Chiang Kai-shek led his defeated nationalist forces from mainland China to Taiwan in 1949 where he re-established the Republic of China, claiming that his government was the sole legitimate authority in China. China, in turn, regards Taiwan as a renegade province with no rights to self- determination.

With western, particularly United States support, the fiction of Taiwanese rule over China was maintained for two decades. However in 1971, Chiang Kai-shek's refusal to accept the People's Republic of China's admission to the United Nations resulted in Taiwan's expulsion. In 1979 the US withdrew diplomatic recognition and ended the mutual defence treaty. This effectively plunged Taiwan into diplomatic isolation.

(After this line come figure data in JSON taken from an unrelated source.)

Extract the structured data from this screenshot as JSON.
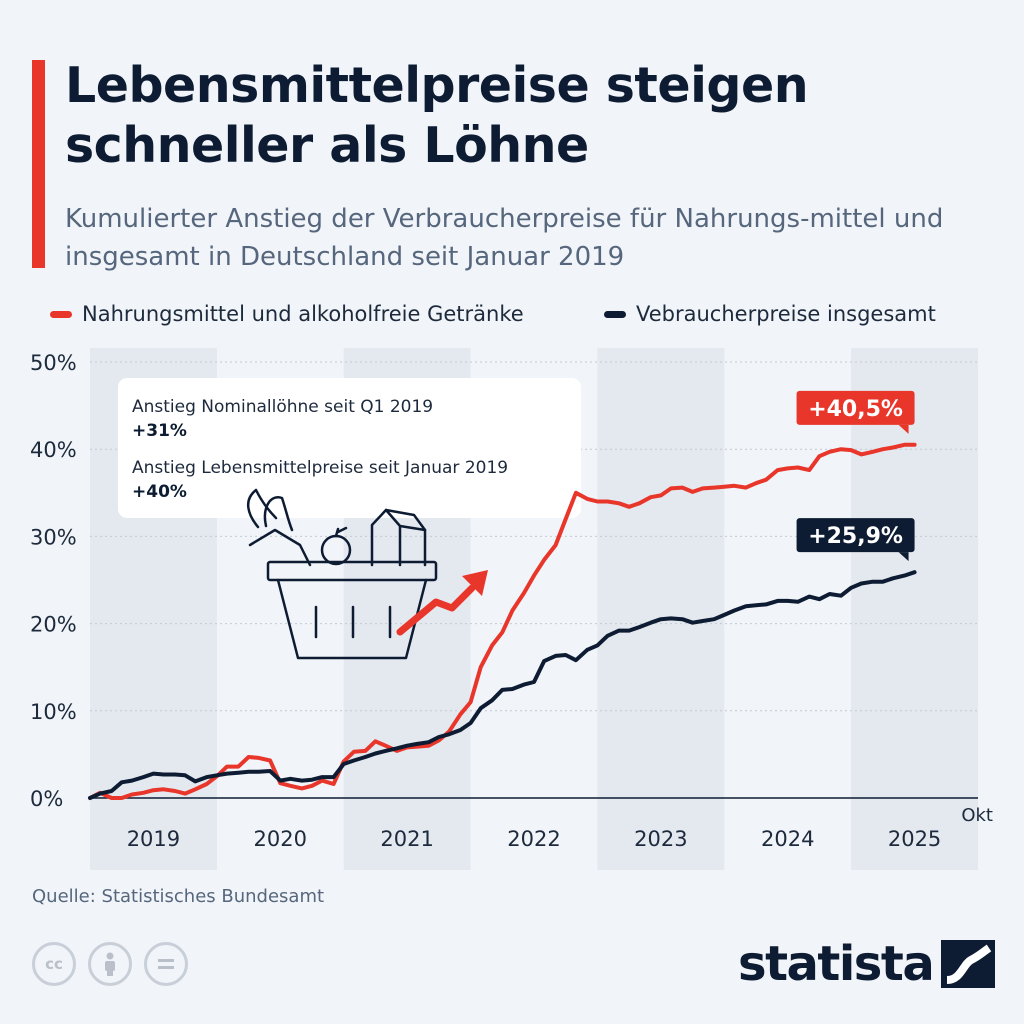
{
  "header": {
    "title": "Lebensmittelpreise steigen schneller als Löhne",
    "subtitle": "Kumulierter Anstieg der Verbraucherpreise für Nahrungs-mittel und insgesamt in Deutschland seit Januar 2019"
  },
  "colors": {
    "accent": "#e8362b",
    "navy": "#0d1c33",
    "background": "#f1f4f8",
    "band": "#e4e8ef"
  },
  "annotation": {
    "line1_label": "Anstieg Nominallöhne seit Q1 2019",
    "line1_value": "+31%",
    "line2_label": "Anstieg Lebensmittelpreise seit Januar 2019",
    "line2_value": "+40%",
    "illustration_icon": "shopping-basket-with-rising-arrow-icon"
  },
  "chart_data": {
    "type": "line",
    "ylim": [
      0,
      50
    ],
    "yticks": [
      "0%",
      "10%",
      "20%",
      "30%",
      "40%",
      "50%"
    ],
    "ytick_values": [
      0,
      10,
      20,
      30,
      40,
      50
    ],
    "x_categories": [
      "2019",
      "2020",
      "2021",
      "2022",
      "2023",
      "2024",
      "2025"
    ],
    "x_end_label": "Okt",
    "grid": true,
    "legend_position": "top",
    "series": [
      {
        "name": "Nahrungsmittel und alkoholfreie Getränke",
        "color": "#e8362b",
        "end_label": "+40,5%",
        "points": [
          [
            2019.0,
            0.0
          ],
          [
            2019.08,
            0.6
          ],
          [
            2019.17,
            0.0
          ],
          [
            2019.25,
            0.0
          ],
          [
            2019.33,
            0.4
          ],
          [
            2019.42,
            0.6
          ],
          [
            2019.5,
            0.9
          ],
          [
            2019.58,
            1.0
          ],
          [
            2019.67,
            0.8
          ],
          [
            2019.75,
            0.5
          ],
          [
            2019.83,
            1.0
          ],
          [
            2019.92,
            1.6
          ],
          [
            2020.0,
            2.5
          ],
          [
            2020.08,
            3.6
          ],
          [
            2020.17,
            3.6
          ],
          [
            2020.25,
            4.7
          ],
          [
            2020.33,
            4.6
          ],
          [
            2020.42,
            4.3
          ],
          [
            2020.5,
            1.7
          ],
          [
            2020.58,
            1.4
          ],
          [
            2020.67,
            1.1
          ],
          [
            2020.75,
            1.4
          ],
          [
            2020.83,
            2.0
          ],
          [
            2020.92,
            1.6
          ],
          [
            2021.0,
            4.2
          ],
          [
            2021.08,
            5.3
          ],
          [
            2021.17,
            5.4
          ],
          [
            2021.25,
            6.5
          ],
          [
            2021.33,
            6.0
          ],
          [
            2021.42,
            5.4
          ],
          [
            2021.5,
            5.8
          ],
          [
            2021.58,
            5.9
          ],
          [
            2021.67,
            6.0
          ],
          [
            2021.75,
            6.6
          ],
          [
            2021.83,
            7.6
          ],
          [
            2021.92,
            9.6
          ],
          [
            2022.0,
            11.0
          ],
          [
            2022.08,
            15.0
          ],
          [
            2022.17,
            17.5
          ],
          [
            2022.25,
            19.0
          ],
          [
            2022.33,
            21.5
          ],
          [
            2022.42,
            23.5
          ],
          [
            2022.5,
            25.5
          ],
          [
            2022.58,
            27.3
          ],
          [
            2022.67,
            29.0
          ],
          [
            2022.75,
            32.0
          ],
          [
            2022.83,
            35.0
          ],
          [
            2022.92,
            34.3
          ],
          [
            2023.0,
            34.0
          ],
          [
            2023.08,
            34.0
          ],
          [
            2023.17,
            33.8
          ],
          [
            2023.25,
            33.4
          ],
          [
            2023.33,
            33.8
          ],
          [
            2023.42,
            34.5
          ],
          [
            2023.5,
            34.7
          ],
          [
            2023.58,
            35.5
          ],
          [
            2023.67,
            35.6
          ],
          [
            2023.75,
            35.1
          ],
          [
            2023.83,
            35.5
          ],
          [
            2023.92,
            35.6
          ],
          [
            2024.0,
            35.7
          ],
          [
            2024.08,
            35.8
          ],
          [
            2024.17,
            35.6
          ],
          [
            2024.25,
            36.1
          ],
          [
            2024.33,
            36.5
          ],
          [
            2024.42,
            37.6
          ],
          [
            2024.5,
            37.8
          ],
          [
            2024.58,
            37.9
          ],
          [
            2024.67,
            37.6
          ],
          [
            2024.75,
            39.2
          ],
          [
            2024.83,
            39.7
          ],
          [
            2024.92,
            40.0
          ],
          [
            2025.0,
            39.9
          ],
          [
            2025.08,
            39.4
          ],
          [
            2025.17,
            39.7
          ],
          [
            2025.25,
            40.0
          ],
          [
            2025.33,
            40.2
          ],
          [
            2025.42,
            40.5
          ],
          [
            2025.5,
            40.5
          ]
        ]
      },
      {
        "name": "Vebraucherpreise insgesamt",
        "color": "#0d1c33",
        "end_label": "+25,9%",
        "points": [
          [
            2019.0,
            0.0
          ],
          [
            2019.08,
            0.5
          ],
          [
            2019.17,
            0.8
          ],
          [
            2019.25,
            1.8
          ],
          [
            2019.33,
            2.0
          ],
          [
            2019.42,
            2.4
          ],
          [
            2019.5,
            2.8
          ],
          [
            2019.58,
            2.7
          ],
          [
            2019.67,
            2.7
          ],
          [
            2019.75,
            2.6
          ],
          [
            2019.83,
            1.9
          ],
          [
            2019.92,
            2.4
          ],
          [
            2020.0,
            2.6
          ],
          [
            2020.08,
            2.8
          ],
          [
            2020.17,
            2.9
          ],
          [
            2020.25,
            3.0
          ],
          [
            2020.33,
            3.0
          ],
          [
            2020.42,
            3.1
          ],
          [
            2020.5,
            2.0
          ],
          [
            2020.58,
            2.2
          ],
          [
            2020.67,
            2.0
          ],
          [
            2020.75,
            2.1
          ],
          [
            2020.83,
            2.4
          ],
          [
            2020.92,
            2.4
          ],
          [
            2021.0,
            3.9
          ],
          [
            2021.08,
            4.3
          ],
          [
            2021.17,
            4.7
          ],
          [
            2021.25,
            5.1
          ],
          [
            2021.33,
            5.4
          ],
          [
            2021.42,
            5.7
          ],
          [
            2021.5,
            6.0
          ],
          [
            2021.58,
            6.2
          ],
          [
            2021.67,
            6.4
          ],
          [
            2021.75,
            7.0
          ],
          [
            2021.83,
            7.3
          ],
          [
            2021.92,
            7.8
          ],
          [
            2022.0,
            8.6
          ],
          [
            2022.08,
            10.3
          ],
          [
            2022.17,
            11.2
          ],
          [
            2022.25,
            12.4
          ],
          [
            2022.33,
            12.5
          ],
          [
            2022.42,
            13.0
          ],
          [
            2022.5,
            13.3
          ],
          [
            2022.58,
            15.7
          ],
          [
            2022.67,
            16.3
          ],
          [
            2022.75,
            16.4
          ],
          [
            2022.83,
            15.8
          ],
          [
            2022.92,
            17.0
          ],
          [
            2023.0,
            17.5
          ],
          [
            2023.08,
            18.6
          ],
          [
            2023.17,
            19.2
          ],
          [
            2023.25,
            19.2
          ],
          [
            2023.33,
            19.6
          ],
          [
            2023.42,
            20.1
          ],
          [
            2023.5,
            20.5
          ],
          [
            2023.58,
            20.6
          ],
          [
            2023.67,
            20.5
          ],
          [
            2023.75,
            20.1
          ],
          [
            2023.83,
            20.3
          ],
          [
            2023.92,
            20.5
          ],
          [
            2024.0,
            21.0
          ],
          [
            2024.08,
            21.5
          ],
          [
            2024.17,
            22.0
          ],
          [
            2024.25,
            22.1
          ],
          [
            2024.33,
            22.2
          ],
          [
            2024.42,
            22.6
          ],
          [
            2024.5,
            22.6
          ],
          [
            2024.58,
            22.5
          ],
          [
            2024.67,
            23.1
          ],
          [
            2024.75,
            22.8
          ],
          [
            2024.83,
            23.4
          ],
          [
            2024.92,
            23.2
          ],
          [
            2025.0,
            24.1
          ],
          [
            2025.08,
            24.6
          ],
          [
            2025.17,
            24.8
          ],
          [
            2025.25,
            24.8
          ],
          [
            2025.33,
            25.2
          ],
          [
            2025.42,
            25.5
          ],
          [
            2025.5,
            25.9
          ]
        ]
      }
    ]
  },
  "footer": {
    "source": "Quelle: Statistisches Bundesamt",
    "license_icons": [
      "cc-icon",
      "by-icon",
      "nd-icon"
    ],
    "brand": "statista"
  }
}
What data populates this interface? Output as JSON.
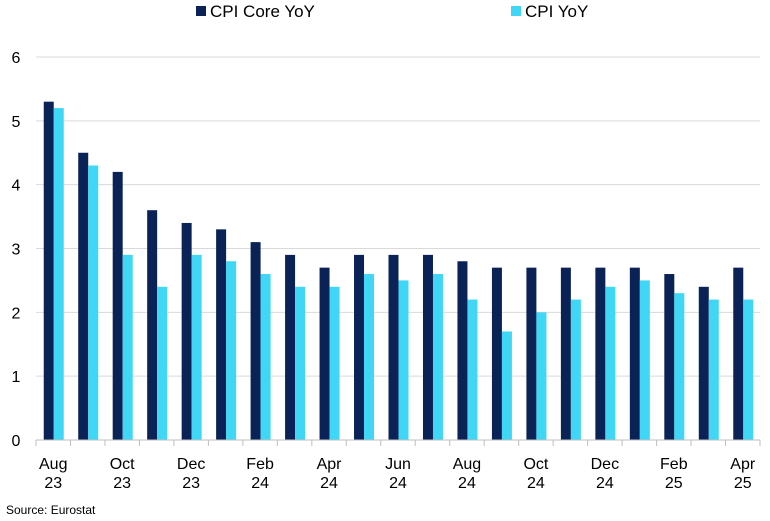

Chiang Kai-shek's government was brutal in its suppression of Taiwanese resistance, laying the seeds of bitter divisions between the indigenous population and the new comers.

However, his son Chiang Ching-kuo, who assumed the presidency after his father's death, realised that the nationalist's hardline policies were no longer viable. He believed they would only be able to retain power by introducing a degree of political liberalisation - somewhat comparable to the economic liberalisation which allowed the economy to boom.

In 1987 martial law was lifted. Taiwan has embraced democracy, abandoning the reality of a system constructed to rule the whole of China. Both governments in Peking and Taipei are committed to the reunification of China but progress towards reintegration is leaden.